Native American Heritage Month: Celebrating Tribal Victories in ConservationNovember is Native American Heritage Month, a time to honor the rich and diverse ancestry, traditions and cultures of Native Americans and to recognize the accomplishments of the peoples who were the original inhabitants of the United States and the caretakers of our abundant wildlife and natural resources.
Many of the foods we eat and the medicines and remedies we use were introduced by Indians and more than one highway follows an Indian trail. Indians make contributions in every area of endeavor and American life, and our literature and all our arts draw upon Indian themes and wisdom. Countless American Indians have served in our Armed Forces and have fought valiantly for our country. President Ronald Reagan, Proclamation of American Indian Week, 1986.

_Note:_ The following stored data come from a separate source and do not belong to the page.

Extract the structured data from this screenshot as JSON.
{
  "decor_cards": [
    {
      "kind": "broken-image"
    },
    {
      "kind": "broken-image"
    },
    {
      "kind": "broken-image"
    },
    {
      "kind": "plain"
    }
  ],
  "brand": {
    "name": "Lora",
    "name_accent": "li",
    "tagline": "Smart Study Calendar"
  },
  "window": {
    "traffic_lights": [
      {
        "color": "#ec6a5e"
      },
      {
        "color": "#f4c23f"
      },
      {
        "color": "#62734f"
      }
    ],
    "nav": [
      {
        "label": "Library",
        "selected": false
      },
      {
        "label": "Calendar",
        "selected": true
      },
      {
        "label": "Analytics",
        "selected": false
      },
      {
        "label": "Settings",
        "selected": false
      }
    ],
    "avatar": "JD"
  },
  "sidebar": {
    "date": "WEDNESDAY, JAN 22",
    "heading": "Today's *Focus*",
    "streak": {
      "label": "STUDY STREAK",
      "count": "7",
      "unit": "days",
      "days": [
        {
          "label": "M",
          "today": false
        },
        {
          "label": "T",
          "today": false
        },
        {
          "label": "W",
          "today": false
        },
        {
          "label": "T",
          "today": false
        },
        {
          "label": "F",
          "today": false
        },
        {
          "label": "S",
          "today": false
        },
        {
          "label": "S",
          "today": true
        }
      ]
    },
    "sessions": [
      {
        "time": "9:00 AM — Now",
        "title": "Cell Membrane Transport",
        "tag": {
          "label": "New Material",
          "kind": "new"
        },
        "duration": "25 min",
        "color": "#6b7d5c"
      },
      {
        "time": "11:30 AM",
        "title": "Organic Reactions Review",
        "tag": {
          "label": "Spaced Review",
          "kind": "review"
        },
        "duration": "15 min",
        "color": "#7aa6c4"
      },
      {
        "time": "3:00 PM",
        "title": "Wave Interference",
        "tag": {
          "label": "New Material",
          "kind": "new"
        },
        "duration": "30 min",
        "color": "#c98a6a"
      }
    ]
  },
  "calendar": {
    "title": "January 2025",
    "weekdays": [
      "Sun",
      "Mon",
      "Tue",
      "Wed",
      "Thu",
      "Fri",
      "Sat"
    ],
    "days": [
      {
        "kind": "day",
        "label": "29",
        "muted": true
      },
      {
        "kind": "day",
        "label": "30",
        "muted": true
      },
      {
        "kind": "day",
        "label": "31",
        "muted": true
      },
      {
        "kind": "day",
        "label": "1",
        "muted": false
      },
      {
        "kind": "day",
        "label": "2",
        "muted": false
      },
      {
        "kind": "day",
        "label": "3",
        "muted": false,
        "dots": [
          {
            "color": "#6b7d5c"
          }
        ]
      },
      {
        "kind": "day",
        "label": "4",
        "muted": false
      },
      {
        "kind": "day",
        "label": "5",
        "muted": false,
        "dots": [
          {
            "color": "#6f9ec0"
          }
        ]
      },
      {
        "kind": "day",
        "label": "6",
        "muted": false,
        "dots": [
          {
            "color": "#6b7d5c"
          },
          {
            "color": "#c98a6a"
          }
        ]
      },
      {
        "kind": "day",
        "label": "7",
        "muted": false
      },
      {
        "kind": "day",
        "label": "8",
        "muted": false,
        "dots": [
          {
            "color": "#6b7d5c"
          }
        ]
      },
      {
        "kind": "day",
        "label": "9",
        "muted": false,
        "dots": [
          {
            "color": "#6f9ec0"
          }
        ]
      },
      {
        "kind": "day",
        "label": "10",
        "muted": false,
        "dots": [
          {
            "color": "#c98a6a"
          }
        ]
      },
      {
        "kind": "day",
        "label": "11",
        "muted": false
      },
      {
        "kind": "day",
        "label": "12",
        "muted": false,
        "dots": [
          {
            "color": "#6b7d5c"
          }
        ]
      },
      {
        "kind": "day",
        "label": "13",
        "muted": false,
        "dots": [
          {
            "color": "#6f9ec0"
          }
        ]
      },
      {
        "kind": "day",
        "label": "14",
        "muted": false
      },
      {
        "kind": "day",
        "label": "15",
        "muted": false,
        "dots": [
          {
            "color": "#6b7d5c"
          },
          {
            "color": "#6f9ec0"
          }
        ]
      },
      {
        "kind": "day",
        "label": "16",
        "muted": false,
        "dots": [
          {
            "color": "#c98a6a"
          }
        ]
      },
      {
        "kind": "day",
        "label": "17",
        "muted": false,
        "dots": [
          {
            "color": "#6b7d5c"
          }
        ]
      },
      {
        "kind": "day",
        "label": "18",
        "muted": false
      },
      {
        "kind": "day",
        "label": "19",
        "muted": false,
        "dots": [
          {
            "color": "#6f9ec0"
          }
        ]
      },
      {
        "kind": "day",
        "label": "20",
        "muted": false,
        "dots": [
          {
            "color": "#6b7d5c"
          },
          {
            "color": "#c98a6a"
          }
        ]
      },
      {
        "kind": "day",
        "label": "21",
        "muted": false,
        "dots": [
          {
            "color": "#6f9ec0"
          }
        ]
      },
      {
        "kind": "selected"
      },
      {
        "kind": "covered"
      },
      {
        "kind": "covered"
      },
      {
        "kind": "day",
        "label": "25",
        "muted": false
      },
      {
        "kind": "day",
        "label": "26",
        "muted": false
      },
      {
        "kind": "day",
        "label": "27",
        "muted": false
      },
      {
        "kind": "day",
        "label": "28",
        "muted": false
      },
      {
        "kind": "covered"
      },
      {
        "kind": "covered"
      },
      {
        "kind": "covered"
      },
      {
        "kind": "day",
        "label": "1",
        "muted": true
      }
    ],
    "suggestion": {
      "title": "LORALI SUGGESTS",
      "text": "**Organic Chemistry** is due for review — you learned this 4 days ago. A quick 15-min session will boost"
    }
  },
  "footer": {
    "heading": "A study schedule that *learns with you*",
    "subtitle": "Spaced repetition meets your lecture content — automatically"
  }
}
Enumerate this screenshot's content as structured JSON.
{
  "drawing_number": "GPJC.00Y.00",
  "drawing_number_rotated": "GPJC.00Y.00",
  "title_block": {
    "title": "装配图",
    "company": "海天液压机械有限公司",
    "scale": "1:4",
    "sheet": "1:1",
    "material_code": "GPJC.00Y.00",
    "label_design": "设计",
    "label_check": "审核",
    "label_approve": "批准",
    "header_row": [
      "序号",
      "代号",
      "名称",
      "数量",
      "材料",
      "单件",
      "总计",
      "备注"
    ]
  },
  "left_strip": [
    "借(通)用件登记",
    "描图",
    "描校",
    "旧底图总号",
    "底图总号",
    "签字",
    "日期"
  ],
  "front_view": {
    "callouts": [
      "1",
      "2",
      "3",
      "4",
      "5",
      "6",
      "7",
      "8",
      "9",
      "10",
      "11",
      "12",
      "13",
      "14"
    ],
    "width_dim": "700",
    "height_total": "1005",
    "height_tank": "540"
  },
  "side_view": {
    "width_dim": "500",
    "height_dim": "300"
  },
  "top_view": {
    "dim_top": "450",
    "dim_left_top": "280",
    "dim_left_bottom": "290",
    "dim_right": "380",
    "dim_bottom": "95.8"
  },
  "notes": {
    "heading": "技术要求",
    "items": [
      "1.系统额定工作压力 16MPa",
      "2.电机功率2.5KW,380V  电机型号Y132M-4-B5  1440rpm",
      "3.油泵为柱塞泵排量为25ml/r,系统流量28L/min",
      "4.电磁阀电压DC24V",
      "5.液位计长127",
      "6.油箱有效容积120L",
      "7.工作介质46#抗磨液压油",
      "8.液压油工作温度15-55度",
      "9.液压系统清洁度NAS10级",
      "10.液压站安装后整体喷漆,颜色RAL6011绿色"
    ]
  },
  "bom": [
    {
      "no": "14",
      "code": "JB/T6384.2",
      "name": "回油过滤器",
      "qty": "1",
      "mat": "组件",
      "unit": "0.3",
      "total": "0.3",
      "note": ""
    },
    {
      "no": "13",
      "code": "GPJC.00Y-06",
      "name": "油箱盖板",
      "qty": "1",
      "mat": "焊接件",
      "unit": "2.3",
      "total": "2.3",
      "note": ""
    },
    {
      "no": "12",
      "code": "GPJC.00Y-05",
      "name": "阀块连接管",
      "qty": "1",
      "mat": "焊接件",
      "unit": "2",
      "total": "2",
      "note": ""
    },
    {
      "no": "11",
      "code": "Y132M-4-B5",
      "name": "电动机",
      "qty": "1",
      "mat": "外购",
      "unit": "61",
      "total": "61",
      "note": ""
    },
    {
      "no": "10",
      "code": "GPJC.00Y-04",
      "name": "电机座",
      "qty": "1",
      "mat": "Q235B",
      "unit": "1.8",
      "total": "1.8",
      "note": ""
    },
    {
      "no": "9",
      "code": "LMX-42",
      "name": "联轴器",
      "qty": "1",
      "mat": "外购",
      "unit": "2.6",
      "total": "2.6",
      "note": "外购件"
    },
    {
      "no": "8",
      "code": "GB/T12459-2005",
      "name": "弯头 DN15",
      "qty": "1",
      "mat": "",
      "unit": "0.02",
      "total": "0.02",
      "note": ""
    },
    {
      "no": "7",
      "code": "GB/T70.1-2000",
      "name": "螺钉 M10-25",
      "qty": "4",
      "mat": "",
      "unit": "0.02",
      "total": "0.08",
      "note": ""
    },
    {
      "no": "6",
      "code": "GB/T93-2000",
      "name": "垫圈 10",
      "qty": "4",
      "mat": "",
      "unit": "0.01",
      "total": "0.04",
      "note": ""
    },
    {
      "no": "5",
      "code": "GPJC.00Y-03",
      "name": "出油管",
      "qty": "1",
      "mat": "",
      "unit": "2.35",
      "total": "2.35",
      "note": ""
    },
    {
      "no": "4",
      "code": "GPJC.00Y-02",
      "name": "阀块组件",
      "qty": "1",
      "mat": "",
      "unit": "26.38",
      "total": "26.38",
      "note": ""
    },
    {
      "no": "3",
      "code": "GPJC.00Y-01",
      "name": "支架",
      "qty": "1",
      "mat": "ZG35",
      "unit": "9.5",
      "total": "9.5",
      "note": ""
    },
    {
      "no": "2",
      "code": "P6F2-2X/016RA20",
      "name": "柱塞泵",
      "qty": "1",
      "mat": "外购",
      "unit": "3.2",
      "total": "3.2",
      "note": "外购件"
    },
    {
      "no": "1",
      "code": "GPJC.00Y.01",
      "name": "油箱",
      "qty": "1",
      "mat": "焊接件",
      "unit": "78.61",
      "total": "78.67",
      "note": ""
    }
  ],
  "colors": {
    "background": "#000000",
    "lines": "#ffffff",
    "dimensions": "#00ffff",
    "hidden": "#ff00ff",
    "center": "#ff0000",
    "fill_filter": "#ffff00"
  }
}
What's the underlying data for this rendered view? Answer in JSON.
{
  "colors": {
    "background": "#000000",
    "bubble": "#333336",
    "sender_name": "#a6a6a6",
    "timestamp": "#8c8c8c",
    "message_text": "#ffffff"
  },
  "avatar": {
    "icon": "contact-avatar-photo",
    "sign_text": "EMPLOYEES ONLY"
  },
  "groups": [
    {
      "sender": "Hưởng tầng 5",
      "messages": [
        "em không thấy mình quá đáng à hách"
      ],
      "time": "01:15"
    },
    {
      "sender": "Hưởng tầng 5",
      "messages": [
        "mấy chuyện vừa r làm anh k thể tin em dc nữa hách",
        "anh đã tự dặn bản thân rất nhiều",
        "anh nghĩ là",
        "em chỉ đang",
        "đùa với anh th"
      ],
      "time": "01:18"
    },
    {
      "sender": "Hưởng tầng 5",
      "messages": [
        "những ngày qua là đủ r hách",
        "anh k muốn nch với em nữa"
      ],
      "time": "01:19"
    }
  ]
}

There are over 5.2 million American Indians and Alaska Natives in the U.S. The 566 federally-recognized, sovereign tribal nations own and manage over 95 million acres of land – 11 million acres more than the National Park Service (to read more notable statistics for American Indians and Alaska Natives, visit the U.S. Census Bureau).
This month, NWF’s Tribal Partnerships Program is highlighting the important contributions Native peoples have made to conservation. Native Americans are our nation’s original environmental stewards. Tribes have been caring for and nurturing Mother Earth for thousands of years. Because Tribes have the longest continual experience with the land, climate, wildlife and other natural resources, they have significant expertise and play an important role in helping us solve today’s conservation challenges.
Since the mid-1980s, NWF has partnered with tribes because we share a common value – to protect wildlife and habitat. This year, the theme of Native American Heritage Month is “Serving Our People, Serving our Nations: Native Visions for Future Generations.” In keeping with this theme – as well as NWF’s mission to “inspire Americans to protect wildlife for our children’s future” – we thank our tribal partners for major conservation successes in 2012. Each story is a win not only for tribes, but for all Americans, and is guaranteed to benefit generations to come.
Restoring Wild Bison to Tribal Lands. In March 2012, the Assiniboine and Sioux Tribes welcomed more than 60 of the last genetically pure, free-roaming, wild bison to the Fort Peck Reservation in Montana. For the first time in 100 years, wild bison roam again on tribal lands, a major step in wildlife conservation and in strengthening tribal culture. As Assiniboine cultural leader Larry Wetsit put it, “The return of the Yellowstone buffalo, the native buffalo, represents to us prosperity. It is our spirit, it is our way we educate our kids, it’s how we live our life.”
Stopping the Keystone XL oil pipeline. In December 2011, Tribal leaders met with federal agencies and members of Congress to voice their opposition to the Keystone XL oil pipeline, a massive project intended to carry oil sands from Alberta to Texas. Tribes object to the massive destruction and pollution caused by oil sands development, fear that a pipeline spill will harm tribal health, safety, and environment, and criticize the State Department’s failure to engage tribes in the permitting process. In large part due to the efforts of tribes, President Obama put the project on hold in February 2012, citing inadequate environmental review.
Tribal Schools Receive Awards from NWF’s Eco-Schools USA Program. This year, the STAR School in Leupp, AZ – on the Navajo Reservation – received an Eco-Schools Bronze Award from NWF as well as a Green Ribbon School award from the U.S. Department of Education. Several Navajo elementary schools – Mesa Elementary in Shiprock, Chee Dodge in Yatahey and Navajo Elementary in Navajo –are in various stages of completing the Eco-Schools Bronze award. In addition, Tohatchi High School in Tohatchi, NM became an officially registered Eco-School.
Fighting Reckless Energy Development in the Powder River Basin. The Powder River Basin is the most active area in the country for coal mining and coal bed methane development. NWF works with Tribal members from across the Northern Plains who have long-standing historical and cultural ties to the Powder River Basin landscape. We are working to create a Carbon Trust, which would provide economic incentives for the Northern Cheyenne Tribe to keep its coal in the ground and preserve its pristine habitat of grass-covered plains and rolling hills. Currently, we are rallying with Tribal members and local landowners to fight the proposed Tongue River Railroad. Stopping this new spur line will inhibit the development of new coal mines in southern Montana and the export of U.S. coal to Asian markets, which will in turn protect wildlife habitat, historic and cultural resources, and clean air and water.
The National Wildlife Federation is honored to partner with tribes on wildlife conservation. Please join us in thanking them for inspiring us “to protect wildlife for our children’s future.”